Kenya and Uganda’s move to evacuate their nationals and the subsequent travel advisories against Juba saw South Sudan’s inflation more than double in July to reach an annual rate of over 650 per cent, the highest in Africa.
South Sudan’s presidential spokesman Ateny Wek Ateny acknowledged that the evacuation of traders from Juba has caused a massive food shortage, resulting in high inflation.
“When Kenya and Uganda decided to evacuate their nationals, we saw a gap, which is yet to be filled. We have also seen a massive reduction in supplies from these two countries, causing a food crisis in South Sudan. Three-quarters of goods and most of the traders come from Uganda and Kenya, and with the travel advisories from the two countries, we are now feeling the pinch,” Mr Ateny said, adding that diplomatic talks are underway with the these countries and Juba to stabilise supplies of goods to the country.
“I can confirm that we have had contact with both Nairobi and Kampala over this matter. So far, we have managed to provide security along the Juba-Nimule road for transportation of food from Uganda and we will do the same for trucks coming in from Kenya so as to stabilise the market supply,” Mr Ateny said.
At the same time, President Salva Kiir has asked the South Sudan military to escort both Kenyan and Ugandan traders delivering goods into the country to stem the skyrocketing food prices. Traders from the two countries have lost an estimated $12 million in business since the mid-July violence.
Figures released by South Sudan’s National Bureau of Statistics (SSNBS) show that inflation increased by 405 percentage points in the past two months to peak at 661.3 per cent even as traders from Kenya and Uganda struggled to move their goods to Juba.
Prices of basic items in Juba have risen, with food going up by close to 55 per cent on average. Data from SSNBS show that the prices of bread, cereals, meat, fish, fruits and vegetables have gone up fivefold since April. According to the latest estimates, a kilogramme of maize trades at $9, while onions are priced at $12 per kg.
Meat and fish are the most expensive with the average price and $20 and $36 a kilogramme respectively.
Uganda biggest casualty
Last year, South Sudan was the sixth largest export destination for Kenyan goods, even though the value of exports dropped to $170 million from $198 million in the previous year. The country exports food, edible oil, pharmaceuticals, electronic products and other manufactured goods. Juba also depends on the Mombasa port for most of its imports.
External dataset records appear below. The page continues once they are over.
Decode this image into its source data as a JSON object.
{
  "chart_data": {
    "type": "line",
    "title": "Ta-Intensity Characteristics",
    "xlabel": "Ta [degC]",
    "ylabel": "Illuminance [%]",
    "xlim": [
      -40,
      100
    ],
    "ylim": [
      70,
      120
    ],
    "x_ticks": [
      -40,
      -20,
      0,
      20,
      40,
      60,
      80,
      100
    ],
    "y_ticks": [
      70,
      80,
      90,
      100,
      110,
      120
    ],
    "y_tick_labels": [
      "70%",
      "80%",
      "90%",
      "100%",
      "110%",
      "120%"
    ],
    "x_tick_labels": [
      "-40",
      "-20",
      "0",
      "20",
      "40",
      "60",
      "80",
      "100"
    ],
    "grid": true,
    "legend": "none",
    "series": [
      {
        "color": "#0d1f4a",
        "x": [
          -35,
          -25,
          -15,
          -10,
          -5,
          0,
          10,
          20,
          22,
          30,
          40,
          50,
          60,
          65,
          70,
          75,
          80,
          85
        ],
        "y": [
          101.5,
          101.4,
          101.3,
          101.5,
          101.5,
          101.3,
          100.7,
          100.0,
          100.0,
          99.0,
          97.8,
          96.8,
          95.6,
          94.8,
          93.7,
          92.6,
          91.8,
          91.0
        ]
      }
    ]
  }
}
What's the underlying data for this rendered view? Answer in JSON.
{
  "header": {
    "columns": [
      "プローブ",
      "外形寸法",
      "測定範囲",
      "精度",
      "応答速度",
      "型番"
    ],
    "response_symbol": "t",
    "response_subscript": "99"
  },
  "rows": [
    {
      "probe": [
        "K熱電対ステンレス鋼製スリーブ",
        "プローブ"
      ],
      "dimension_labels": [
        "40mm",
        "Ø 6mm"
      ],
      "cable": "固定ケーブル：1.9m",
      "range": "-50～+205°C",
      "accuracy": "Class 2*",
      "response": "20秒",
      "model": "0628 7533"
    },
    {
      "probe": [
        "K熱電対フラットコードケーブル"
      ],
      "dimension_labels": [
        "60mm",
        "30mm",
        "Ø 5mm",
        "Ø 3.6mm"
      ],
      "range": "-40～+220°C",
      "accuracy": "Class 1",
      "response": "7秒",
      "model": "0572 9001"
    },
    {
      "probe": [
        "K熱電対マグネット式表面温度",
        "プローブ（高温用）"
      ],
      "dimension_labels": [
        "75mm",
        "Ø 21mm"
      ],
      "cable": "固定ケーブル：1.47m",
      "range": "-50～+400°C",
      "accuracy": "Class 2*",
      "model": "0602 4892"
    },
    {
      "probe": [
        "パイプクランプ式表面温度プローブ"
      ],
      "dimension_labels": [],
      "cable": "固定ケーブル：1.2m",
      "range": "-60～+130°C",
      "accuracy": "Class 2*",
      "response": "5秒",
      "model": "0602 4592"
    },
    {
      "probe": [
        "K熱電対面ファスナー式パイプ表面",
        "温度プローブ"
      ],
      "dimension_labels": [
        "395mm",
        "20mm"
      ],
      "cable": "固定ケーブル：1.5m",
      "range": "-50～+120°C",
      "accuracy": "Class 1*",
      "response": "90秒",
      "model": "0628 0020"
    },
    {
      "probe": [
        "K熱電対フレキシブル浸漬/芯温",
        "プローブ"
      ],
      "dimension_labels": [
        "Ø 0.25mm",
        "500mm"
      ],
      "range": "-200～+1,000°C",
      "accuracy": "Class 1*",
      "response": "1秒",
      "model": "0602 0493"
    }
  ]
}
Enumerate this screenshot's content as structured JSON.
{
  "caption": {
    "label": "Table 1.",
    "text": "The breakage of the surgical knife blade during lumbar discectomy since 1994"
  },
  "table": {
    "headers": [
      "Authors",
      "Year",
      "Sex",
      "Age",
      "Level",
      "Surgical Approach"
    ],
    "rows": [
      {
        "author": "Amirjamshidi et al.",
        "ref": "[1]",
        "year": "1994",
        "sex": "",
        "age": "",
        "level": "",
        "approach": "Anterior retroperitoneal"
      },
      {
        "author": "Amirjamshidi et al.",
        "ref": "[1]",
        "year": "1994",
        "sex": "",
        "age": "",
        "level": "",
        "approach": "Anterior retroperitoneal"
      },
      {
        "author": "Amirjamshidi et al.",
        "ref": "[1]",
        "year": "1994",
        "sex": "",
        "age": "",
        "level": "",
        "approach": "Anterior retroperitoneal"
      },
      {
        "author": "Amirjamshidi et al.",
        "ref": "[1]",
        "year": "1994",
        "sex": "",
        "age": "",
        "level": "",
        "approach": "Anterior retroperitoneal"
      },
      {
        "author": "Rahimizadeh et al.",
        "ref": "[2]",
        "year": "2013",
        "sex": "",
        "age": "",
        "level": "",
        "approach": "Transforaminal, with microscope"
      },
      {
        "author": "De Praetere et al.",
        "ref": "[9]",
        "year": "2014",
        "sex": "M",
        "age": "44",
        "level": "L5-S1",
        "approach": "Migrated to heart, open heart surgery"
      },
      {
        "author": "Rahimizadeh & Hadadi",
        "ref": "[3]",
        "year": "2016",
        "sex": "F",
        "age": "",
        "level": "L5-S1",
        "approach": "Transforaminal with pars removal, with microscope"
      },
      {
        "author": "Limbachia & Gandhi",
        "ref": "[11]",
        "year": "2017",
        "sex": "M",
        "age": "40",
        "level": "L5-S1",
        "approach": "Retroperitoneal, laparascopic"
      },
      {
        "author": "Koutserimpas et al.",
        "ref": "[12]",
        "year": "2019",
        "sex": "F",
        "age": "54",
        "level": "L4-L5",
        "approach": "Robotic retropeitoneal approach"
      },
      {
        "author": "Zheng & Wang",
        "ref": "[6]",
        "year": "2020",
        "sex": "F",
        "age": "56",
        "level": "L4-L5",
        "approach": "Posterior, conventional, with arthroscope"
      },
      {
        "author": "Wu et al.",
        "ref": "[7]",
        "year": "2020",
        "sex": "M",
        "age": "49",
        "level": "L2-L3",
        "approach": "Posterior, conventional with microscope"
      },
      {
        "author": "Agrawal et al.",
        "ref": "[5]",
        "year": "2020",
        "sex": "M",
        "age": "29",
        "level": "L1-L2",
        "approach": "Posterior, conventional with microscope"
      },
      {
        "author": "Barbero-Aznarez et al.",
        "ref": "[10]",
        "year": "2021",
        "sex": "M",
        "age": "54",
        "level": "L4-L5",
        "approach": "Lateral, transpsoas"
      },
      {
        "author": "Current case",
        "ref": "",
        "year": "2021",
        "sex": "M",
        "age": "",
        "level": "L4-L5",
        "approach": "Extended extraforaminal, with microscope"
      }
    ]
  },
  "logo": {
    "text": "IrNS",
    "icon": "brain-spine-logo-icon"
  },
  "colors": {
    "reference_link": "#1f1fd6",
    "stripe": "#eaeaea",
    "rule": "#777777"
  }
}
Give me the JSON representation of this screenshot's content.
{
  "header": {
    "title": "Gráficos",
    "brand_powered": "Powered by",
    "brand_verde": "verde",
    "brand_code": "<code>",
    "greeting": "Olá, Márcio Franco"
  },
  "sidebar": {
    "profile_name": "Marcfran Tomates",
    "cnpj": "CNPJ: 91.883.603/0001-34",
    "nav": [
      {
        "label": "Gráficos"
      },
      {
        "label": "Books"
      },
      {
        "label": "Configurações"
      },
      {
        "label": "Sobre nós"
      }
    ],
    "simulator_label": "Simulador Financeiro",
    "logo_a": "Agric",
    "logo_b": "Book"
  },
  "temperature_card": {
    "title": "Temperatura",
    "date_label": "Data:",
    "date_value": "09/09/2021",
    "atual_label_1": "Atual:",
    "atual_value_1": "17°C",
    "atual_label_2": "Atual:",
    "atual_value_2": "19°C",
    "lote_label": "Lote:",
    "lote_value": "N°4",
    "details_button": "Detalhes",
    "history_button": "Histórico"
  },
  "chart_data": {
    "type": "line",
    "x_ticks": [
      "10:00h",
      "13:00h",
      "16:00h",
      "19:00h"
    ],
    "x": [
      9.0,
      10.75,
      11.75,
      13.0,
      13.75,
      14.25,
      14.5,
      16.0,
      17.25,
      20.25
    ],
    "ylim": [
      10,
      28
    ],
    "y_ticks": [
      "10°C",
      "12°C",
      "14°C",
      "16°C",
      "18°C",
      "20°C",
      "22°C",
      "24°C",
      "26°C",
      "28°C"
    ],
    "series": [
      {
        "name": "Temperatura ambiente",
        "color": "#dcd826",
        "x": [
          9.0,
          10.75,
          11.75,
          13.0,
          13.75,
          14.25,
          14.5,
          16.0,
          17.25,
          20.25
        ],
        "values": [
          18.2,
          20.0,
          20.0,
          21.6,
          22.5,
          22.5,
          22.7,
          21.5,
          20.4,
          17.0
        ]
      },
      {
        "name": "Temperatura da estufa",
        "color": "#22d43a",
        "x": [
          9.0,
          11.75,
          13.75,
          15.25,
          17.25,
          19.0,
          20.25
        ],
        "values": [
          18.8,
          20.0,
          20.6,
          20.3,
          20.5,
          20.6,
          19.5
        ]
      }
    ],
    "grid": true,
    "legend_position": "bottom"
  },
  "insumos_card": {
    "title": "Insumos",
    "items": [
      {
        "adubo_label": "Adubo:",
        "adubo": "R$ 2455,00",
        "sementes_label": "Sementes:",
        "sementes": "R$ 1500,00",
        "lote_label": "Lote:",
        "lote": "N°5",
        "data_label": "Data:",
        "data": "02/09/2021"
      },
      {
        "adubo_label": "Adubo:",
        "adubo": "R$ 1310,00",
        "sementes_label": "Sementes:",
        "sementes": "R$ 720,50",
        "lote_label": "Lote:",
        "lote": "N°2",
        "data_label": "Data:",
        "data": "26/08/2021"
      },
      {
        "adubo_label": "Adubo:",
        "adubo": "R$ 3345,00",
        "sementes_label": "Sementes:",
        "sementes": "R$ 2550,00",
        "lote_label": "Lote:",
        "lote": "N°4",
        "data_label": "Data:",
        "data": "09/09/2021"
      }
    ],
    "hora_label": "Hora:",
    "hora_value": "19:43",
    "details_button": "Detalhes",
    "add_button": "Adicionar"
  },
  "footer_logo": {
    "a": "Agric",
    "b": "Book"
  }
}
Uganda, which is South Sudan’s biggest trading partner, exports mostly agricultural produce with maize and vegetables topping the list. Other exports are sugar, iron and steel, cement, beers and soft drinks, motor and vegetable oils and soap and lubricants. Last year, the country’s exports to Juba stood at $353 million, down from $385 million the previous year and $414 million in 2013.
Already, the Ugandan government has set up a Cabinet subcommittee to pursue the matter of Ugandan traders who are still waiting to receive payment for goods supplied to Juba.
Uganda’s Minister for Trade, Industry and Co-operatives Amelia Kyambadde said the Ministries of Finance and Foreign Affairs were directed by the Cabinet to establish the modalities for repatriation of proceeds of Ugandan companies held in commercial banks in South Sudan.
“The sub committee will also engage with the authorities in South Sudan to expeditiously form a joint co-operation commission to arbitrate the pending claims of Ugandans against South Sudan so as to effectively address this issue,” Mr Tumwebaze said, adding that the region’s businessmen had lost up to $12 million so far as a result of the strife.
Analysts at Global Risk Insights said Uganda stood to be the biggest casualty of the political and security standoff in Juba due to its economic ties with South Sudan.
“These security problems are blow to Ugandan exports destined for its northern neighbour, which will contribute to currency volatility for the Ugandan shilling,” the analysts said in their note.
Last week, South Sudan asked China for a $1.9 billion loan, which it intends to spend on infrastructure and oil projects to spur growth.
Foreign Affairs Minister Deng Alor said the government was in talks with the Chinese government for the loan.
“We presented a list. Anything below $40 million, we ask the Chinese government for it to be a grant and anything above $50 million to be a concessional loan. So we are asking for $1.9 billion. We plan to use the money on infrastructure like roads, bridges,” Mr Alor said.